Researchers concerned with machine translation speed invented several methods that are supposed to significantly speed up the translation while maintaining as much as possible from the translation quality of the state-of-the-art models. The methods are usually based on generating as many words as possible in parallel.

State-of-the-art models do not generate in parallel, they are autoregressive: it means that they generate words one by one and condition the decisions about the next words on the previously generated words. On the other hand, all computations in the rest of the Transformer models can be heavily parallelized, such that they can process sentences almost in constant time with respect to the sentence length. Normally this applies only to the encoder because the decoder needs to proceed word by word anyway. This parallelism is of course very attractive for researchers that tried parallelize the decoding phase as well and generate all (or at least some) output words at once. These efforts led the to invention of so-called non-autoregressive models.

A recent preprint Deep Encoder, Shallow Decoder: Reevaluating the Speed-Quality Tradeoff in Machine Translation with authors mostly from the University of Washington shows that similar speedup and much better translation quality can be achieved by making the parallelizable encoder deeper and reducing the size of the decoder that generates the sentence sequentially. The only thing the authors did is that instead of using a 6-layer encoder and a 6-layer decoder, they used a 12-layer encoder and a single-layer decoder. And of course, they analyzed very carefully both the speed and the translation quality.

The paper rigorously studies the latency of machine translation systems by distinguishing two use cases:

  1. Online translation when we translate sentences one by one and present it immediately to the user, and

  2. Batched translation when we want to translate a large amount of text at once (and it does really make sense present it sentence by sentence).

Non-autoregressive models excel in the first type of latency, but papers about the models kind of forget to mention that they really suck in the second setup, sometimes being 10 times slower than the standard autoregressive models. The model promoted in this paper excels in both of the setups.

After reading the paper, I wonder what the future of the non-autoregressive models is. If I was supposed to deploy a low latency MT system in a production setup, I would definitely opt for an autoregressive one with a deep encoder and a shallow decoder. On the other hand, my humble introspective intuition (but who cares about introspection, language is a social phenomenon!) tells me that autoregressive generation is not exactly the most efficient and natural way of text generation. Usually, when I speak or write I do not feel like I think what to say next after every single subword unit, but I always know what the next few words will be. (Maybe psycholinguists or neuroscientists would tell me I do not.) So, perhaps some sort of semi-non-autoregressive approach would be the best: when it is clear what will follow generates the words in parallel and generate autoregressively otherwise. (It sounds like yet another opportunity for reinforcement learning.)

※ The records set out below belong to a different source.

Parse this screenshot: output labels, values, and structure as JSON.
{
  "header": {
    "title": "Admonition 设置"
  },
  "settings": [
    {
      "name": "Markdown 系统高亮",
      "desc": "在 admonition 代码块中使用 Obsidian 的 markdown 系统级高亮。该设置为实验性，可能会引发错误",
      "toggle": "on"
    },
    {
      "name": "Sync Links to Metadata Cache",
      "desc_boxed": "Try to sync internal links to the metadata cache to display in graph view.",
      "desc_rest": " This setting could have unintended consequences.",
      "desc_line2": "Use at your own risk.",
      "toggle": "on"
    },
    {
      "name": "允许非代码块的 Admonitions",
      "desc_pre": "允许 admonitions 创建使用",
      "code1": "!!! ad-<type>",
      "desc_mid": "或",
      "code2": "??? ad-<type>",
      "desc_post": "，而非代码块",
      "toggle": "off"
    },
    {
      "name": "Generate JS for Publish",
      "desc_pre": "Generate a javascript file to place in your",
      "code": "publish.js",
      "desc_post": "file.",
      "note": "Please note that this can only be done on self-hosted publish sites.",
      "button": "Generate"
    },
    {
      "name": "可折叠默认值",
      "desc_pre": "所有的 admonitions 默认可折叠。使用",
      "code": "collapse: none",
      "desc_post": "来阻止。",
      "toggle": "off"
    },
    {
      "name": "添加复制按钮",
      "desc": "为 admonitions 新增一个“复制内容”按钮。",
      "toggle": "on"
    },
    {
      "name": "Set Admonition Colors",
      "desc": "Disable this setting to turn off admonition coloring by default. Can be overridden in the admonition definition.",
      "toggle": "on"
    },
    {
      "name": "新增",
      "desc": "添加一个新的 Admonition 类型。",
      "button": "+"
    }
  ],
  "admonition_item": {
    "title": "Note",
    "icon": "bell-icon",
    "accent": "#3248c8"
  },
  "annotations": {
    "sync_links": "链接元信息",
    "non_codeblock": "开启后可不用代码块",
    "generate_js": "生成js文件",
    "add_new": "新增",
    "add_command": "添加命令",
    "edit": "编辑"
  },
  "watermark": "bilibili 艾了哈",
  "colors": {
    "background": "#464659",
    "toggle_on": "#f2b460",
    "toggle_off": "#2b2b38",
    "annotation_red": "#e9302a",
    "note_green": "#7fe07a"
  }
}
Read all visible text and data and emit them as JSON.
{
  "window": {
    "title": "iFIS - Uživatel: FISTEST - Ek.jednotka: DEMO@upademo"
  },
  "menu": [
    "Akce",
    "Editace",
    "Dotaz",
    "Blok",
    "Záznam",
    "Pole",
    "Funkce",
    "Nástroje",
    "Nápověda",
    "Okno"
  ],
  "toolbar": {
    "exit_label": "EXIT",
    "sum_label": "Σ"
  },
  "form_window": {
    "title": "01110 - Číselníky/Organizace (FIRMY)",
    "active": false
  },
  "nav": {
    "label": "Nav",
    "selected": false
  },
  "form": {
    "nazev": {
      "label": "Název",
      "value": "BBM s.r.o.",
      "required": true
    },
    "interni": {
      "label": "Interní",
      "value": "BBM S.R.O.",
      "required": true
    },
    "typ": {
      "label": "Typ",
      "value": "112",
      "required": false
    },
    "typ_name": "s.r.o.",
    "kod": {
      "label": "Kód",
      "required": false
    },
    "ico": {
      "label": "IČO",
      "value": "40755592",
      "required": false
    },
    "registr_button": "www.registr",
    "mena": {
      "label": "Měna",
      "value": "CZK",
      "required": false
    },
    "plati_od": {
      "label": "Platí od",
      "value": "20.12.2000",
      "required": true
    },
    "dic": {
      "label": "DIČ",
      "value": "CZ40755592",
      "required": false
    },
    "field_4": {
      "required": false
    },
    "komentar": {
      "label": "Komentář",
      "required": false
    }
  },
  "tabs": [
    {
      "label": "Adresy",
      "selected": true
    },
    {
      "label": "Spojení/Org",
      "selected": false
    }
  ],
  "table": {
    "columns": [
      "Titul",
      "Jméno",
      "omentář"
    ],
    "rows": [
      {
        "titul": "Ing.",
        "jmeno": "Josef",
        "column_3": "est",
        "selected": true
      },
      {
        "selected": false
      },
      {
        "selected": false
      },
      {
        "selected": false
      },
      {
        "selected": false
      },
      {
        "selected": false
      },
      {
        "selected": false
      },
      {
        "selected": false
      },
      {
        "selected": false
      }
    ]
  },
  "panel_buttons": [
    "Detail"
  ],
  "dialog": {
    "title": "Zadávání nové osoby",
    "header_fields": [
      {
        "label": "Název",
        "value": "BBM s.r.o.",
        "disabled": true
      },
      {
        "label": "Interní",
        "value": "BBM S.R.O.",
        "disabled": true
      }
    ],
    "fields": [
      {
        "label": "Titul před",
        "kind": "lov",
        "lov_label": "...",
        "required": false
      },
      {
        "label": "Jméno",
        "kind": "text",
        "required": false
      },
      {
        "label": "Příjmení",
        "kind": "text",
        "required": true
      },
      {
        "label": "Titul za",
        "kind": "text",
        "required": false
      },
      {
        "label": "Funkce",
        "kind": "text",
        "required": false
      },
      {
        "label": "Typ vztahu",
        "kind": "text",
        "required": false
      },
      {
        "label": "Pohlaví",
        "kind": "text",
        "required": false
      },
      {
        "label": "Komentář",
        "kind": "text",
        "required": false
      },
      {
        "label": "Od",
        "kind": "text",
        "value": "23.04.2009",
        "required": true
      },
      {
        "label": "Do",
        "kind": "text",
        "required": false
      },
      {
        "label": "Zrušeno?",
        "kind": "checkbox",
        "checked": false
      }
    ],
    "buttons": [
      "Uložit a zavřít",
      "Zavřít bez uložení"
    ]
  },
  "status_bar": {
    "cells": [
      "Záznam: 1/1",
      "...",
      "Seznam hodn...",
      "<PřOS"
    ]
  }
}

While reading the paper, I was also asking a question what does this paper say about how we do research. How did it happen that people started to work on non-autoregressive methods before trying out deep encoder and shallow encoder first? I can think of two main reasons:

  1. Encoder-decoder models are often explained as conditional language models. It implies that the decoder is the most important part. The decoder is the language model and only uses the encoder as a sort of external memory.

  2. Publication-driven research prefers a certain type of innovation. People might be afraid that simple ideas (like this one) can be considered trivial and not worth publishing. This is why people started to think about fancy solutions before trying a simple one.

Whatever the reason is, it seems our community Occam’s razor is not sharp enough.